If you have enough experience, you'll notice all maps are not created equally. Maps, at best, are snapshots in time, they reflect what the cartographer knows at the moment. But trails, old and new, get missed, change, and so go out of date, but not all maps show all these variables. So what I do, is I look at several maps, and make notes/changes to the map in my BN app.
Next, I make the relevant notations for my chosen course on my paper map, but I use ONLY waterproof paper! (yes, you can buy waterproof printer paper, but you need a laser printer).
Then, I STUDY my course, committing key aspects to memory (if not the entire course) every chance I get. Another advantage for a smartphone, it's always with you. Why? Batteries go dead and paper can be blown away, but as the saying goes, "The more you know, the less you carry."

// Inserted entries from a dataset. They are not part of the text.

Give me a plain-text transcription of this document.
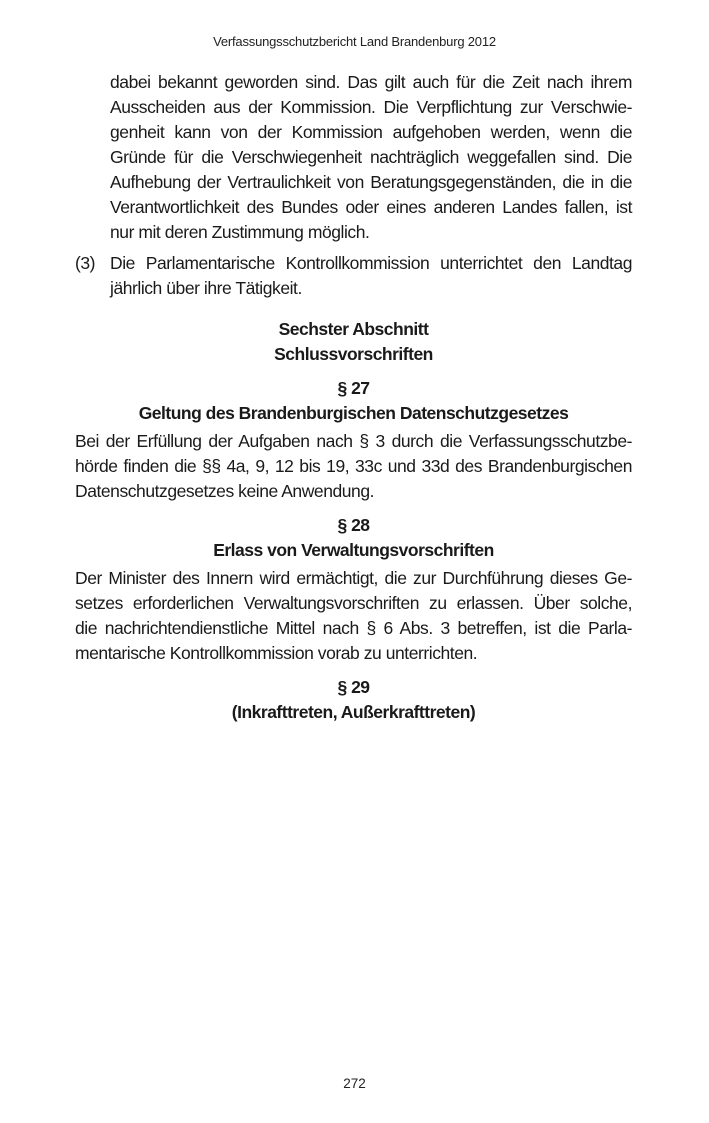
Verfassungsschutzbericht Land Brandenburg 2012
dabei bekannt geworden sind. Das gilt auch für die Zeit nach ihrem
Ausscheiden aus der Kommission. Die Verpflichtung zur Verschwie-
genheit kann von der Kommission aufgehoben werden, wenn die
Gründe für die Verschwiegenheit nachträglich weggefallen sind. Die
Aufhebung der Vertraulichkeit von Beratungsgegenständen, die in die
Verantwortlichkeit des Bundes oder eines anderen Landes fallen, ist
nur mit deren Zustimmung möglich.
(3) Die Parlamentarische Kontrollkommission unterrichtet den Landtag
jährlich über ihre Tätigkeit.
Sechster Abschnitt
Schlussvorschriften
§ 27
Geltung des Brandenburgischen Datenschutzgesetzes
Bei der Erfüllung der Aufgaben nach § 3 durch die Verfassungsschutzbe-
hörde finden die §§ 4a, 9, 12 bis 19, 33c und 33d des Brandenburgischen
Datenschutzgesetzes keine Anwendung.
§ 28
Erlass von Verwaltungsvorschriften
Der Minister des Innern wird ermächtigt, die zur Durchführung dieses Ge-
setzes erforderlichen Verwaltungsvorschriften zu erlassen. Über solche,
die nachrichtendienstliche Mittel nach § 6 Abs. 3 betreffen, ist die Parla-
mentarische Kontrollkommission vorab zu unterrichten.
§ 29
(Inkrafttreten, Außerkrafttreten)
272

When I'm on the trail, the studying doesn't stop, I NEVER go for a day or two, it's more likely a week or two (or more), so I'll review the next day's hike the night before to refresh my memory and work out possible detours. Why? As good as your research may be, as through as your maps may be, maps can NOT tell you the CURRENT condition of the trail!
The trail may have been wiped out with landslide or flooding, there may be tree-fall or overgrowth, or you may just not pay attention and get LOST, and THAT is when you need to know The Lost Rule and be able to competently evaluate which of The Eight Reorienting Strategies. To say nothing of envisioning "MENTAL maps" along the way!
Now that I've peaked your curiosity, Illeave you with "Safety is NOT an accident, it is an intended, mindful effort!!"